Más tarde cuando indagué sobre el asunto, fray Juan me puso al tanto de que María Negra había abastecido para nosotros una pasta de cacao, vainilla, azúcar y leche, y que con la ayuda de la ama de la mansión de Sevilla había incluido instrucciones escritas para su preparación; lo que no me dijo ni pregunté fue la razón de que la sorpresa fuese reservada para París.

Cuando una hora más tarde bajaba las escaleras, un sirviente me informó que el señor obispo me esperaba en la biblioteca.

- Buenos días su eminencia. ¿Le hice esperar mucho?

- En realidad no don Mariano, estoy preparándome para una plática que tendré con don Iñigo de Loyola y requiero de su ayuda en dos asuntos.

- Usted diga y yo haré lo que se requiera.

- Primero que arme usted este marco –me señaló ocho molduras de madera que estaban sobre el escritorio-, y monte este lienzo en él -extendió su brazo para señalar un alargado rollo-, después que se encargue de asegurar que la reunión que tendré a eso del medio día se desarrolle en absoluta pri-va-ci-dad.

Para enfatizar su interés elevó el tono y separó cada sílaba de privacidad.

El lienzo mencionado por fray Juan era la copia de la imagen del ayate de Juan Diego que había realizado Marcos Cipac y que había estado expuesta en su camarote hasta que yo la había desmontado previo a nuestro arribo a Cádiz.

- Cuente vuestra merced con eso –dije al tiempo que comencé a armar los dos bastidores del marco usando un vaso de vidrio como martillo-.

Para asegurar la privacidad que me indica –continué-, solicito su permiso para levantar un censo de los habitantes de esta casa, para después ordenar que todos estén a mi vista mientras usted esté en su reunión, de esa manera podremos estar seguros de que nadie usará algún recoveco de la construcción para escuchar en secreto.

- ¡Me sorprende gratamente vuestra prudencia don Mariano! Y bueno, tiene usted razón, estando en casa ajena no sabemos ni de modos ni de mañas, así que es mejor tomar precauciones. ¡Adelante pues!, pero mire, no me gustaría que alguien vea la pintura, así que antes de que continúe por favor pida al mayordomo que entre para que lo instruya debidamente.
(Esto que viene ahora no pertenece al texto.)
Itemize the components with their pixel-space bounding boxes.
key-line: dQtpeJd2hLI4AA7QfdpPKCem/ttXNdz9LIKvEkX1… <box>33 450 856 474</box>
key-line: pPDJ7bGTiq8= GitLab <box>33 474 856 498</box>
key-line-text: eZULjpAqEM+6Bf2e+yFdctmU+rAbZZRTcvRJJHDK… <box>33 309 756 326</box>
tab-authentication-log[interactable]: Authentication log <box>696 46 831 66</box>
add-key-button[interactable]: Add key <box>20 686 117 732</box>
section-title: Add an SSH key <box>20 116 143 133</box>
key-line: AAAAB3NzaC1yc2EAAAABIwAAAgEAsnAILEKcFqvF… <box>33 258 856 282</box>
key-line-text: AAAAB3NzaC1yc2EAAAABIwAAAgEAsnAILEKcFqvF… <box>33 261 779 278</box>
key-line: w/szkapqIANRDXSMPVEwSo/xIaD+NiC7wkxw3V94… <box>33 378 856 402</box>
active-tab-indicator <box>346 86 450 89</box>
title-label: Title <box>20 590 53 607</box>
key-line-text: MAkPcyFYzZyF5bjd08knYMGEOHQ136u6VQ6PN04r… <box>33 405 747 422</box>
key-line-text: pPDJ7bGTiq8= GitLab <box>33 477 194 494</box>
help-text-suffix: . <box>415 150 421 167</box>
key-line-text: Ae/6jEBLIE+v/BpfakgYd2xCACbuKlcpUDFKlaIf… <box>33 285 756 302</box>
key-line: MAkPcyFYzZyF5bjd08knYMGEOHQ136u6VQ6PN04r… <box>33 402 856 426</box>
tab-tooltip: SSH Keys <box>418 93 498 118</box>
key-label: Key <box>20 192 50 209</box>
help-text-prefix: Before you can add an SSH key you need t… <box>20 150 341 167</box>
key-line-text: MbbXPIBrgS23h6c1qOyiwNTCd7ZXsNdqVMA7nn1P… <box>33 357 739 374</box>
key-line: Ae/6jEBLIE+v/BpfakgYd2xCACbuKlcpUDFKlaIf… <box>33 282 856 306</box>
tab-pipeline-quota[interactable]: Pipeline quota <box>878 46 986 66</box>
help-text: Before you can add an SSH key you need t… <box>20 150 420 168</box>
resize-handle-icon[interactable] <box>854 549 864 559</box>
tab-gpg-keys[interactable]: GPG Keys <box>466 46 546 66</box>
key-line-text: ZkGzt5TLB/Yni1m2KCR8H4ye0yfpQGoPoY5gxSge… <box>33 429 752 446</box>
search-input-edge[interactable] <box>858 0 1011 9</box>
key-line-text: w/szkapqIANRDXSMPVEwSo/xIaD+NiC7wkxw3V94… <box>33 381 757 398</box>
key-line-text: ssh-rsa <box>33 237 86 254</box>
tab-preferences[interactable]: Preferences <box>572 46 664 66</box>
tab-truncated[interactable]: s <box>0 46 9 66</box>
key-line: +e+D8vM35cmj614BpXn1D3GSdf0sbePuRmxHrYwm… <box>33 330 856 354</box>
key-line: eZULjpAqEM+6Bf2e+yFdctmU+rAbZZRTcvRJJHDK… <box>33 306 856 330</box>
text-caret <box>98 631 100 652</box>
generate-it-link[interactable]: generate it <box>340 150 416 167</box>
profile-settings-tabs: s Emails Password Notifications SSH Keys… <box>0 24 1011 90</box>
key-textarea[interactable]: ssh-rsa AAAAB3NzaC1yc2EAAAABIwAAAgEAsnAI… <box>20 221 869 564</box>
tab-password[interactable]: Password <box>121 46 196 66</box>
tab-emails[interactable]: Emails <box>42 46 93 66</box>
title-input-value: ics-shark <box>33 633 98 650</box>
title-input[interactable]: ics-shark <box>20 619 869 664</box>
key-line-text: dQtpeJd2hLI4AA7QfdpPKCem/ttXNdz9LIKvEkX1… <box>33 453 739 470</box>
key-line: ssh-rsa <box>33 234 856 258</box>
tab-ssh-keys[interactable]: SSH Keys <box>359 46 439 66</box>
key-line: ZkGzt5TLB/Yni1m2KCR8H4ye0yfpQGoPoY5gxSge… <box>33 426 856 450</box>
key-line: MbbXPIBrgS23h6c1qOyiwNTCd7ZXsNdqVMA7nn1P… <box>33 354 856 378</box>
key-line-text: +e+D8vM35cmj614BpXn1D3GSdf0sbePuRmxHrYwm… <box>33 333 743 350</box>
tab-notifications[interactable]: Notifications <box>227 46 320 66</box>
Abrí la puerta y me dio la impresión de que el elegante sirviente acababa de separar la oreja de la madera. Lo invité a entrar y antes de que se repusiera de la sorpresa fue informado de que debía darme su total colaboración.

Le solicité que me dictara todos los nombres del personal y les ordenara que estuvieran prestos para ser entrevistados uno a uno, después lo despedí.

Tras terminar de armar el marco y fijar el lienzo salí de la biblioteca e interrogué a cuatro sirvientes más para que me nombraran a todos sus compañeros y compañeras.

Los nombres coincidieron y como corroboración definitiva pedí que todo el personal se presentara ante mí.

Con mi informe Zumárraga obtuvo la tranquilidad que yo deseaba para que en su reunión con don Iñigo se expresara con toda libertad sobre la aparición de la imagen de La Virgen.

Para enterarme de cualquier inconveniencia no requería de tanto alboroto, porque pude haber pedido ayuda a Xóchitl, pero eso no habría proporcionado evidencias válidas para fray Juan.

De todos modos solicité ayuda y Xóchitl me confirmó que no tenía de que preocuparme.

La reunión inició puntualmente al medio día, yo me aposté en el recibidor principal desde donde veía la entrada a la biblioteca, a mi lado estaban sentados según lo indiqué un hombre y tres mujeres del personal, el mayordomo deambulaba en el salón principal pretendiendo revisar la pulcritud de pisos y paredes, en el primer piso la mucama que ya he mencionado hacía la limpieza de las recámaras, la cocinera estaba en su puesto y el jardinero podaba las flores del frente.